代わりに、濡れた布を裂くような音がした。古い板の内側に、木とは違うものが入り込んでいる。刃を押し込むたび、ぬるい抵抗が柄まで伝わってきた。


「ニカ。声を出さないで聞いて」


戸の向こうで、衣擦れがした。


声は聞こえない。


口を開かなかったことを、ノラはまず確認した。


「いい。そのまま」


甘い子どもの声が、戸板の奥で笑った。


「ありがとうって、言って」


ニカの息が揺れる。


それだけで、戸の内側にあるものが少し膨らんだ。隙間から白い綿のようなものがのぞく。布の中身に似ている。けれど、綿ならこんなふうに息を吸わない。


ヨルが足元から跳ねた。


戸の右下ではない。鍵穴でもない。ヨルは左上の板目へ鼻先を向け、短く鳴く。


「クルッ」


ノラは刃の角度を変えた。


左上の板目へ短剣を入れる。今度は抵抗が浅かった。押すのではなく、薄い膜を剥がすように刃を滑らせる。

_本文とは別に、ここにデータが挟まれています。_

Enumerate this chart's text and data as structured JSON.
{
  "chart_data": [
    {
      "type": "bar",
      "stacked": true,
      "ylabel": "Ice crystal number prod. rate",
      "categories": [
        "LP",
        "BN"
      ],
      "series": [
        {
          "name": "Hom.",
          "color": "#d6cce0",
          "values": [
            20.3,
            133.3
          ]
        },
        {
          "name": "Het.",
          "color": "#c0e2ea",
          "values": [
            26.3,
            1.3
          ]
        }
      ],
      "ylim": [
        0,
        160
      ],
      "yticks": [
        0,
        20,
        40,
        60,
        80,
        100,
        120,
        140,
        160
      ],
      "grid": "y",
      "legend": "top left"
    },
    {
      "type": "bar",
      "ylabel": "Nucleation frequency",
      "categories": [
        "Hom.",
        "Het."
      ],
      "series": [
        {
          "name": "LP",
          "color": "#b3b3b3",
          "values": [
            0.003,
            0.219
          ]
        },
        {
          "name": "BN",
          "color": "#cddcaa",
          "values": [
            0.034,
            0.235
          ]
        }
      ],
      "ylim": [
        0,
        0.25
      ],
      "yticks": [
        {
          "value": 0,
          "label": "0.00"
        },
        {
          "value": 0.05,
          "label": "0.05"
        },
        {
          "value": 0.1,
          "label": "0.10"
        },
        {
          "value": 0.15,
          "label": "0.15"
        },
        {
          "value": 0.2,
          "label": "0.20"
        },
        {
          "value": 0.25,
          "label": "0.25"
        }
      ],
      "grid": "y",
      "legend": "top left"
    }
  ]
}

戸の奥で、何かがきゅっと縮んだ。


背後では、マルヤが男を止めている声がした。


「聞こえたでしょう。戻っていない子が中にいる」


「だからといって、壊していい場所ではありません」


「壊した戸の話は後で聞くわ。今は中の子よ」


男の声は、そこから小さくなった。


ノラは戸板の隙間へ指をかけた。


黒い熱は使わない。ここで力任せに割れば、内側の何かがニカへ絡むかもしれない。ノラは板目を一つずつ剥がし、湿った白いものを刃先で外した。


戸が内側へ少し開いた。


甘い薬の匂いが流れ出した。


その奥に、古い水の匂いがあった。


「ニカ」


ノラは隙間から中を見た。


物置ではなかった。


いや、物置の形は残っている。棚もある。壊れた箱もある。乾いた箒も壁に立てかけられている。けれど、その奥だけが、子ども部屋のように整えられていた。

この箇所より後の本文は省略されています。